Nei suoi anni bardonecchiesi  era già molto famoso per l’incredibile impresa compiuta nel ‘55 che lo portò a scalare in solitaria la vetta del Petit Dru nel gruppo del Bianco, riuscendo in quell’impresa ai limiti con l’impossibile che segnò per sempre il suo nome nell’albo d’oro dell’alpinismo mondiale. Di lui è stato ripercorso tutto il suo periodo a Bardonecchia dove visse nel 1955 e 56 quando, già molto noto anche per la conquista italiana del K2 nel 1954, il Comune lo chiamò ad assumere l’incarico di maestro di sci e Guida alpina. Svolse con molta attenzione il compito affidatogli con un occhio attento ai giovani di cui ebbe grande cura alternando per loro gite più facili a scalate più impegnative. Alloggiava all’Hotel Frejus, nella centralissima Via Medail, di proprietà della famiglia Perego che per molti decenni ne curò anche la gestione in maniera impeccabile. Un luogo per Bonatti accogliente ed interessante in quanto fu sempre meta di pittori, artisti, personaggi del cinema, scrittori spesso invitati dai proprietari.

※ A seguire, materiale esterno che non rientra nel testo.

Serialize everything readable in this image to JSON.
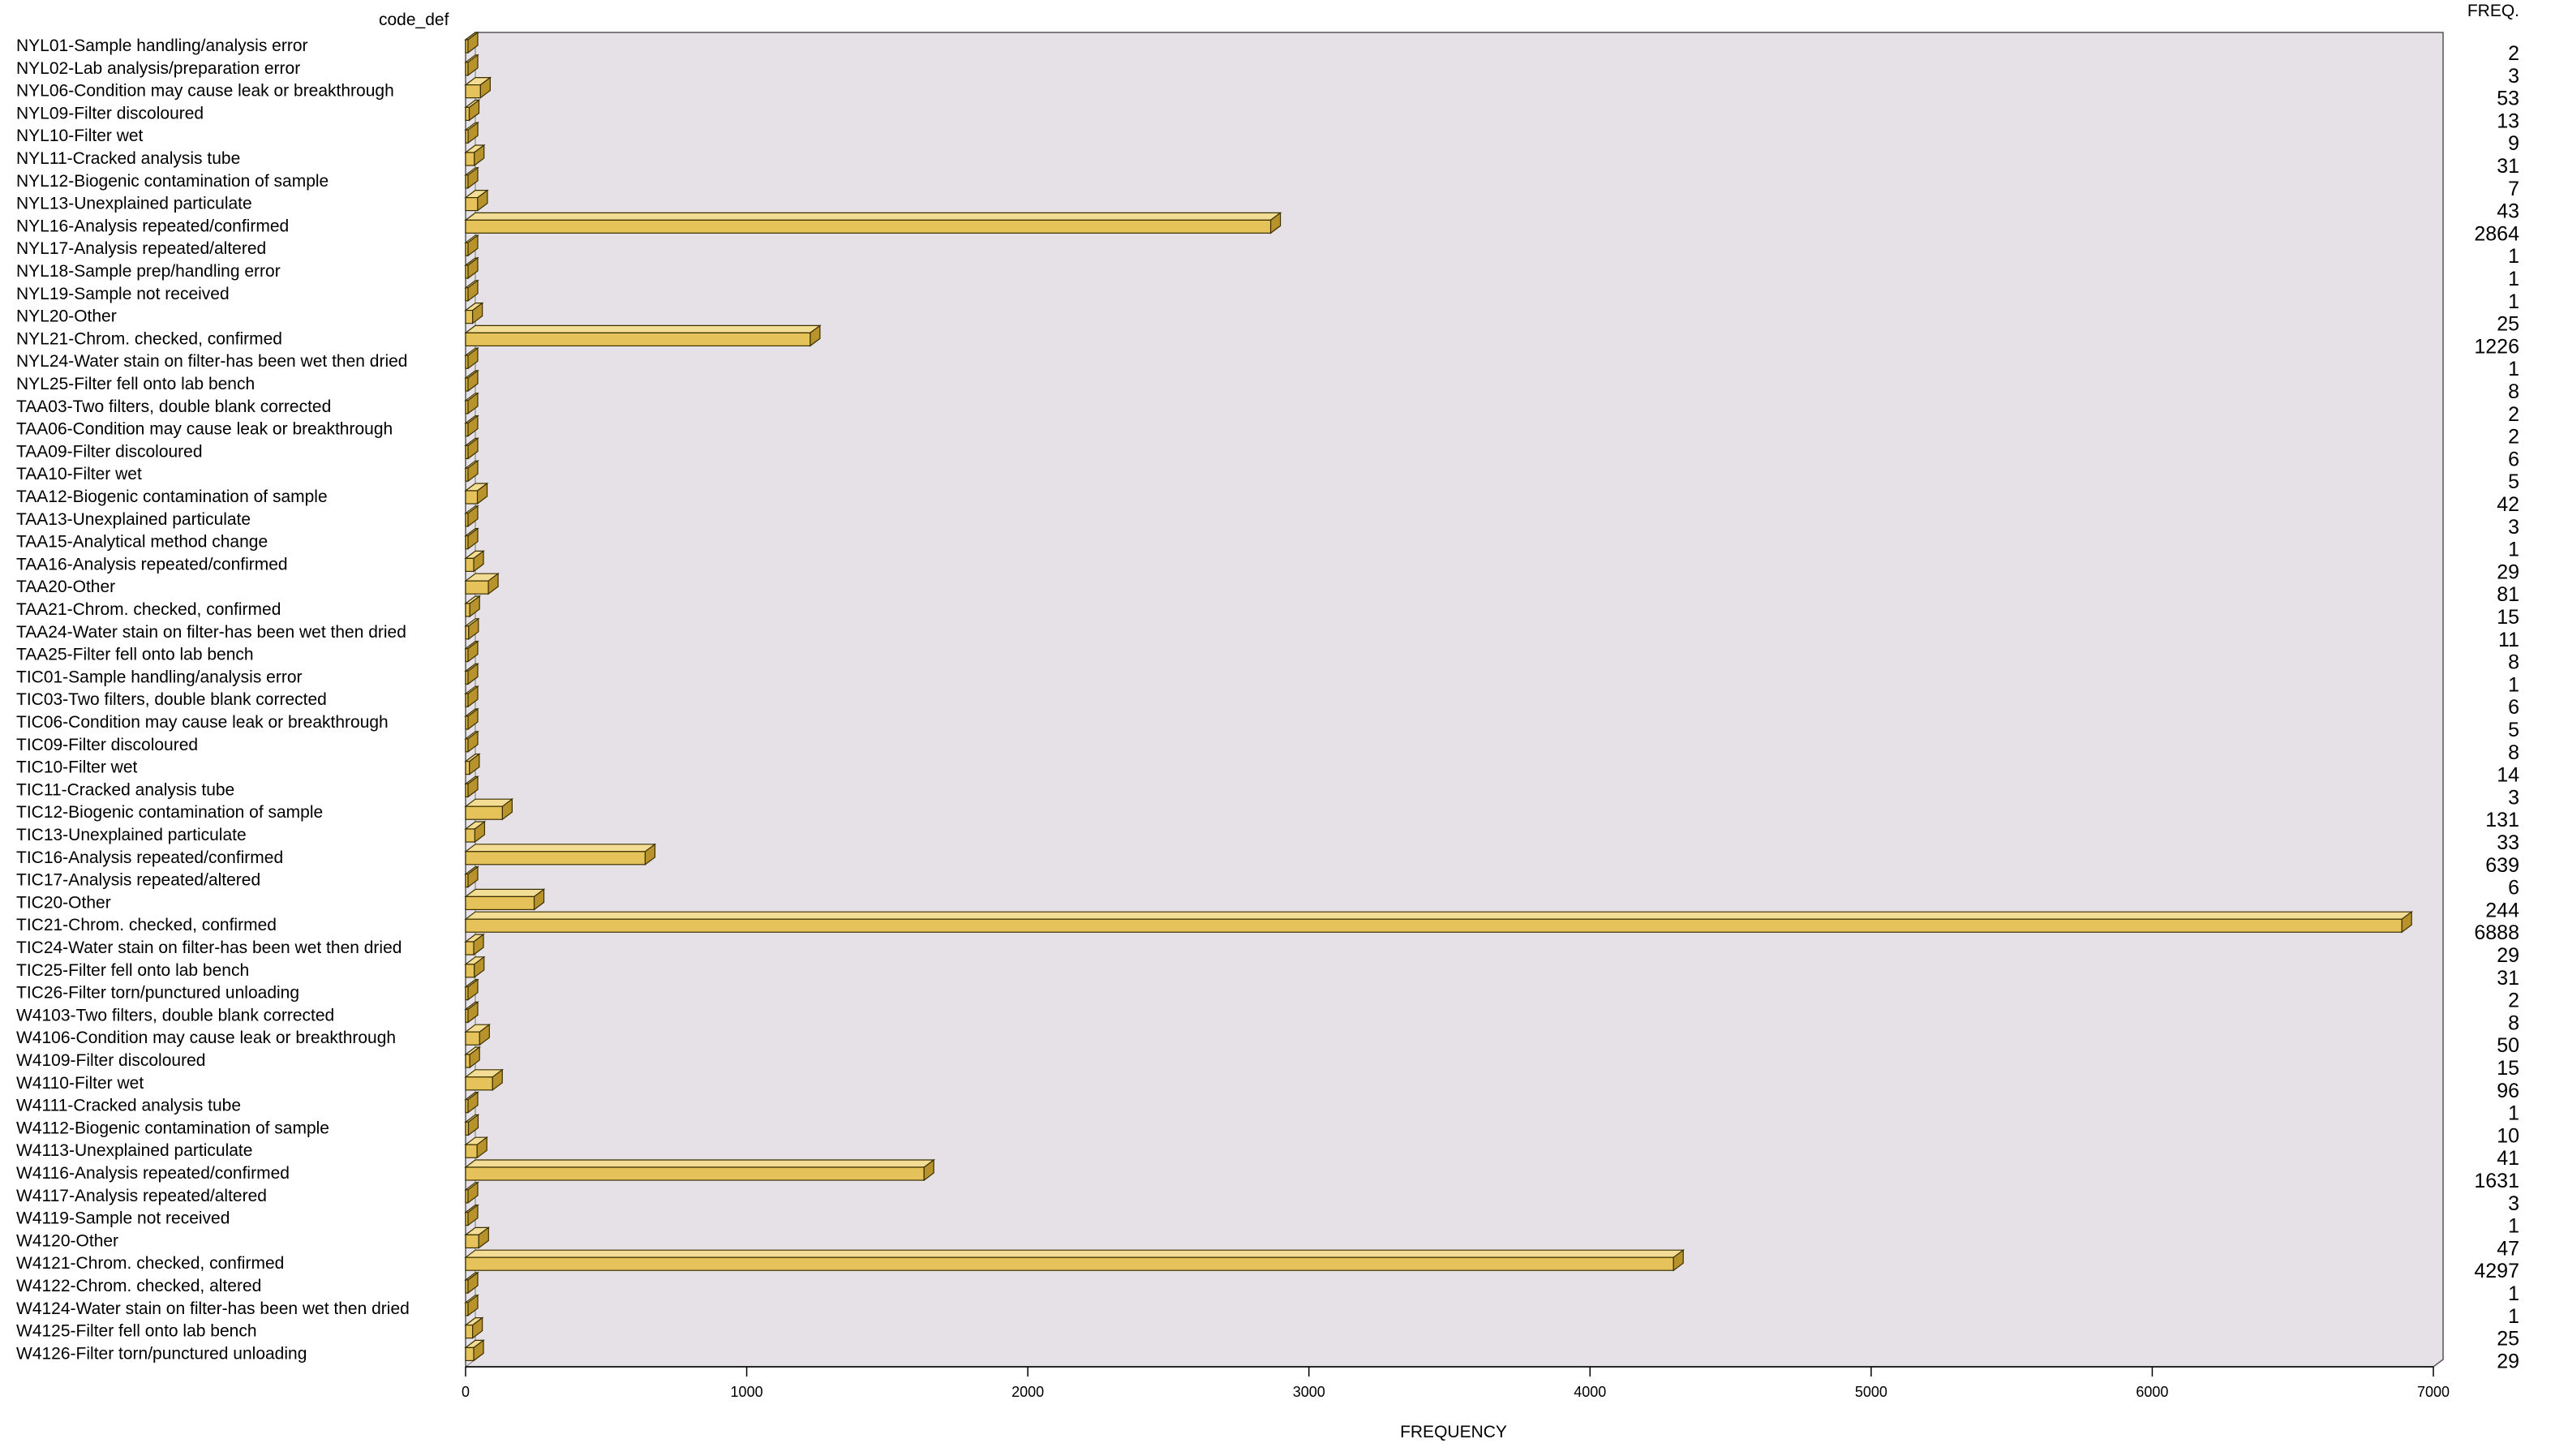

Il 24 Agosto del 1955 ricevette la cittadinanza onoraria della Perla delle Alpi con una cerimonia ed una festa proprio tra le mura ed i saloni dell’Hotel Frejus. Durante la serata si sono avvicendati al microfono i familiari di coloro che furono coprotagonisti con Bonatti capo – spedizione della singolare e famosa traversata delle Alpi: il torinese Ing. Luigi De Matteis, Alfredo Guy di Bardonecchia ed il Capitano Lorenzo Longo di Sauze d’Oulx, un’avventura che lui stesso paragonò alle spedizioni degli esploratori polari. Giornalista, fotoreporter, scrittore, nel 1965 quando decise di smettere con l’alpinismo estremo, invitato come inviato esploratore dal giornalista Domenico Agasso, allora Direttore della famosa rivista “ Epoca “, iniziò un altro suo affascinante percorso che lo portò in tanti angoli di mondo tra i più impervi e sconosciuti. Bardonecchia rimase sempre il suo luogo del cuore, quello della sua giovinezza spensierata, dei suoi inizi, dei suoi sogni. Amato dagli amici e corteggiato dalle donne, simpatico di carattere, interessante nei dialoghi vi trovò sempre un ambiente accogliente ed amichevole. Di sé ebbe a dire: “ Sono sempre voluto andare alla ricerca di mè stesso per sapere chi ero, focalizzando i miei perché ed i miei limiti.

Di una cosa ho certezza, non devo dir grazie a nessuno”. E di lui dissero :” Aveva un carattere di una forza assolutamente superiore e non tornava mai indietro dalle sue decisioni”. Stupisce pensare che i resti mortali del re delle Alpi abbiano trovato riposo nel piccolo cimitero di Portovenere a picco sul mare accanto alla donna che ha amato, in un luogo così lontano dalle sue montagne, di fronte alla vastità di un elemento, il mare, così agli antipodi del suo ambiente elettivo ed abituale ma altrettanto forte e difficilmente controllabile. Due elementi quindi così diversi ma così simili mentre Bardonecchia continua a ricordarlo e viverlo con il rispetto e la stima di sempre, con l’affetto dovuto a quel figlio venuto da lontano che ha saputo portare innovazione e nuovi stimoli in un clima già allora di condivisione e di crescita.